Collages and Christmas letters . . .
You thought we were done with Christmas, didn't you?
Well, most people probably are. The Greek Orthodox, however, are gearing up for it this week -- and I'm still finishing my Christmas letter. I've been busy -- juggling. But finally I'm there. It's not like it's deathless prose or anything, but I like doing it.
It's sort of an end of the year "Hi, how are things? We've survived. Another son got married. The dogs keep us fit. The grandkids keep us honest. The prof's still teaching. I'm still writing. See you next year, we hope" kind of letter.
And generally it takes me more time to write than it did for us to live the entire year in slow motion. But it's done.
The letter is written, the particular pictures to represent events of the year have been chosen, reduced, inserted, messed about, word wrapped, tinkered with, proofread and are now -- we hope -- ready to be printed. That will take place tomorrow (and so will the getting them mailed, I trust). That's like a left-over Christmas resolution finished that I had to get done before I could even think about New Year's.
And . . . ta-da! . . . I did my collage! Another not-quite resolution accomplished.

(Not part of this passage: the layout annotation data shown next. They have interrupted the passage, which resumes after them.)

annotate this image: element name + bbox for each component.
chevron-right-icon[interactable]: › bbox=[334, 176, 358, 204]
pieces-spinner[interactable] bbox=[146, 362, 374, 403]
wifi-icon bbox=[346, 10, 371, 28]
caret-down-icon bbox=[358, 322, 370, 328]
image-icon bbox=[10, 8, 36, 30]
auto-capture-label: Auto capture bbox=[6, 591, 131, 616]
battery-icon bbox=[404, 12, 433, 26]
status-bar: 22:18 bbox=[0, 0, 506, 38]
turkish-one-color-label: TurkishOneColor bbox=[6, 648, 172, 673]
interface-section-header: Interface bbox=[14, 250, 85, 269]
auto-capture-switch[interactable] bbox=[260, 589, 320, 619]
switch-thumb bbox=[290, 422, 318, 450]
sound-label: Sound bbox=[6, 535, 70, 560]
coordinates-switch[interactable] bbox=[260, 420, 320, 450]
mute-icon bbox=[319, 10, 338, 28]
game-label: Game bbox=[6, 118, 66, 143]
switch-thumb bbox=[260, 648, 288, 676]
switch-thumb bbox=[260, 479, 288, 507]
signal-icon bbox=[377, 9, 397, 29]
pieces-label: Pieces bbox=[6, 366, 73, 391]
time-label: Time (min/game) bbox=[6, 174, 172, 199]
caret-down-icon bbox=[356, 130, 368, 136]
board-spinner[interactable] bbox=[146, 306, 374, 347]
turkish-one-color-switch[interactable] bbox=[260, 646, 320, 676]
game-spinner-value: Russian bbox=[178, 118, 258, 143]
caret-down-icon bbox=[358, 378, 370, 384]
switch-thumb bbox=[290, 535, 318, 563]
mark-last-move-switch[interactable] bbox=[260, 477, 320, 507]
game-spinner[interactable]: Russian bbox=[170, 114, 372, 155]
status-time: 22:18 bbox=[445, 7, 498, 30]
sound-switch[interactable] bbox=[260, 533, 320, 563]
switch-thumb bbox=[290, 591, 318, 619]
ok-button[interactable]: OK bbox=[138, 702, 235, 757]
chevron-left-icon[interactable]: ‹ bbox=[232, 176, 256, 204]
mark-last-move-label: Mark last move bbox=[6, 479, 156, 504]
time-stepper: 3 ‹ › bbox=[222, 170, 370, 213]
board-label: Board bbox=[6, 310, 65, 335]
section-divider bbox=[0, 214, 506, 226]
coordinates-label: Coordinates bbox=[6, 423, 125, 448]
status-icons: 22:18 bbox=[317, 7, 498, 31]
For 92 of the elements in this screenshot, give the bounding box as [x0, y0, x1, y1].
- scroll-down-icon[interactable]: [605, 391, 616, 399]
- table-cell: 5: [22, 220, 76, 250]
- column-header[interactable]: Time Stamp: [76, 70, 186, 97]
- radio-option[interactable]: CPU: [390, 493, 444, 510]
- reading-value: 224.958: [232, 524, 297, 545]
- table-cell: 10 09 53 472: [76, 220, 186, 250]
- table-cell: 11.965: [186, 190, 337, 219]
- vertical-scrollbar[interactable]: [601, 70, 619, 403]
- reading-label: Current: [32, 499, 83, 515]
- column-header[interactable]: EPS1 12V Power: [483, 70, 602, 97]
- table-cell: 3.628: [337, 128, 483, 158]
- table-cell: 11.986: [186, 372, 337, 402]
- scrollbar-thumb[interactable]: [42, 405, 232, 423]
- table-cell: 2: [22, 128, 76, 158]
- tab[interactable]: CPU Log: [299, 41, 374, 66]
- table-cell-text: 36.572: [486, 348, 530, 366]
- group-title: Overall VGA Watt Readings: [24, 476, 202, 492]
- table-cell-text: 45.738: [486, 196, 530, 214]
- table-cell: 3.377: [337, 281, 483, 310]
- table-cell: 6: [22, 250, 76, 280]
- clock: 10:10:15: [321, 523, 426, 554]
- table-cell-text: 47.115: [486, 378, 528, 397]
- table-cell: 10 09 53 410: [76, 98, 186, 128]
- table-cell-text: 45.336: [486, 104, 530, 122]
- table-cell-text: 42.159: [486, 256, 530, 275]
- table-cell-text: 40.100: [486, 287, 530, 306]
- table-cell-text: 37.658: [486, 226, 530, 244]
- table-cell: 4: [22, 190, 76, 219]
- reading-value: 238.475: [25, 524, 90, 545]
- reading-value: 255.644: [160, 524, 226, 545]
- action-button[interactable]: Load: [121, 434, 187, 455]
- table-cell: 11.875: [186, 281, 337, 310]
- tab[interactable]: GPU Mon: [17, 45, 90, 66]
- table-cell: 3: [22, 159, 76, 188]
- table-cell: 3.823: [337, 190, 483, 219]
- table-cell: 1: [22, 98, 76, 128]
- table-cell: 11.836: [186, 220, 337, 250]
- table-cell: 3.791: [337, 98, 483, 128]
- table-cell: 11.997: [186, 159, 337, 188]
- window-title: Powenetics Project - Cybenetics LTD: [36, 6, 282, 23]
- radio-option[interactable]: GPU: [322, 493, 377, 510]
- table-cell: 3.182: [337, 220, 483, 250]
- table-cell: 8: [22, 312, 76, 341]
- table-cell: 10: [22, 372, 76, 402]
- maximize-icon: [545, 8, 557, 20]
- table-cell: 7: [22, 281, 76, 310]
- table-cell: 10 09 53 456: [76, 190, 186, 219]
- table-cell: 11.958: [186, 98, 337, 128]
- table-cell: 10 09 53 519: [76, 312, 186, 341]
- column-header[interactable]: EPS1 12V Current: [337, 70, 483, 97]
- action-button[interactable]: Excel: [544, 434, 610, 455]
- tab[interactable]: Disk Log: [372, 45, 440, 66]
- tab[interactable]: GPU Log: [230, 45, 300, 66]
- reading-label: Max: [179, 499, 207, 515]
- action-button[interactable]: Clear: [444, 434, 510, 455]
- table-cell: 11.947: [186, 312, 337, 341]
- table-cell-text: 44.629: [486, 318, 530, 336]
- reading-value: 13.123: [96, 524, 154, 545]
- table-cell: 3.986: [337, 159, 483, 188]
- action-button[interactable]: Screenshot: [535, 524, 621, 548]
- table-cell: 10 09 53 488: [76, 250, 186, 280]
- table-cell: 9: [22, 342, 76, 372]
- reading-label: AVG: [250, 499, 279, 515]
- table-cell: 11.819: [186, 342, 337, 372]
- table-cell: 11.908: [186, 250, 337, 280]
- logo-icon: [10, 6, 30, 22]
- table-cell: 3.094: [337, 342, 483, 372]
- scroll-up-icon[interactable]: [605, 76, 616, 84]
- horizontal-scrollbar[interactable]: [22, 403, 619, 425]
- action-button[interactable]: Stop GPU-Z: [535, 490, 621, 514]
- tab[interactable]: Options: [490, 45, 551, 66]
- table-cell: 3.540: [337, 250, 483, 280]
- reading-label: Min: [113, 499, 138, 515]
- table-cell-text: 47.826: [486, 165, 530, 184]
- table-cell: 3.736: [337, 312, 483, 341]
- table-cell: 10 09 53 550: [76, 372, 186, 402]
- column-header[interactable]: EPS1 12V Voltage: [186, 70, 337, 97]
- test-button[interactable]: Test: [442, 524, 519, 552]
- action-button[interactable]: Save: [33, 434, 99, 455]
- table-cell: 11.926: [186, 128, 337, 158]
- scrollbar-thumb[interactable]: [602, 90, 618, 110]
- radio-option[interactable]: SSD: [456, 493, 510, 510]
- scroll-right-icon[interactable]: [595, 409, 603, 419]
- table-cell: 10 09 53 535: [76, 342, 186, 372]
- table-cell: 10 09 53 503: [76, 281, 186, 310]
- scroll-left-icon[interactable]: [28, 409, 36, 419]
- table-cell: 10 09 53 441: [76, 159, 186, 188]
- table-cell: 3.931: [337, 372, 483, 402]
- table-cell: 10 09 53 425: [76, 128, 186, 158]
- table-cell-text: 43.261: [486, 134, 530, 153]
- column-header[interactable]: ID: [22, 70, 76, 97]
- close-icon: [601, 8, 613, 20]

I sat down this morning while a bunch of bands and floats trundled past out in Pasadena, and cut out pictures and taped them neatly onto a piece of poster board. It is not great art. It isn't even passable art. But it does what Anne Gracie and Barbara Hannay and Jennifer Crusie and other collage gurus tell me it is supposed to do: it evokes the book.
I told Anne it was mostly about people. Apparently even my collages are 'character driven.' There are a few bits and pieces of Irish castly sorts of places in it and a treehouse and an Irish wolfhound. But mostly it's about people: some little boys (Liam and friends) and an Other Woman and Flynn's brother -- and a sister that, until I cut her out of the magazine I didn't know he had (who knew my subconcious could use scissors?).
There are also several pix of Flynn and Sara in various states of emotion -- distant and detached (that would be Sara), suave and charming (guess who?), playful and delighted, pensive, wounded, shattered. Somehow I missed the happy ending clinch pic, but I think I can imagine that.
Anyway, there are way more people than places or events or -- in fact -- anything. I'm very intrigued by that. I think I need to begin over-compensating for a lack of setting. I probably need to start hacking up National Geographics. Or better yet, tomorrow I'm hoping to book reservations for Ireland. Maybe that's what I've been waiting for.
I'm also thinking I may need to develop a collage-in-process as I write the book. As things occur, they will get slapped onto a piece of poster board. After all, I never even got to dip into my "stately British homes" mags. Note to self: buy more poster board.
The Brides contest has begun with a bang! Lots and lots of entries today. Obviously some people in the world were not watching college bowl football. Most of them seem to live in England, Australia, New Zealand and Singapore. I am counting on the Americans to catch up by the weekend.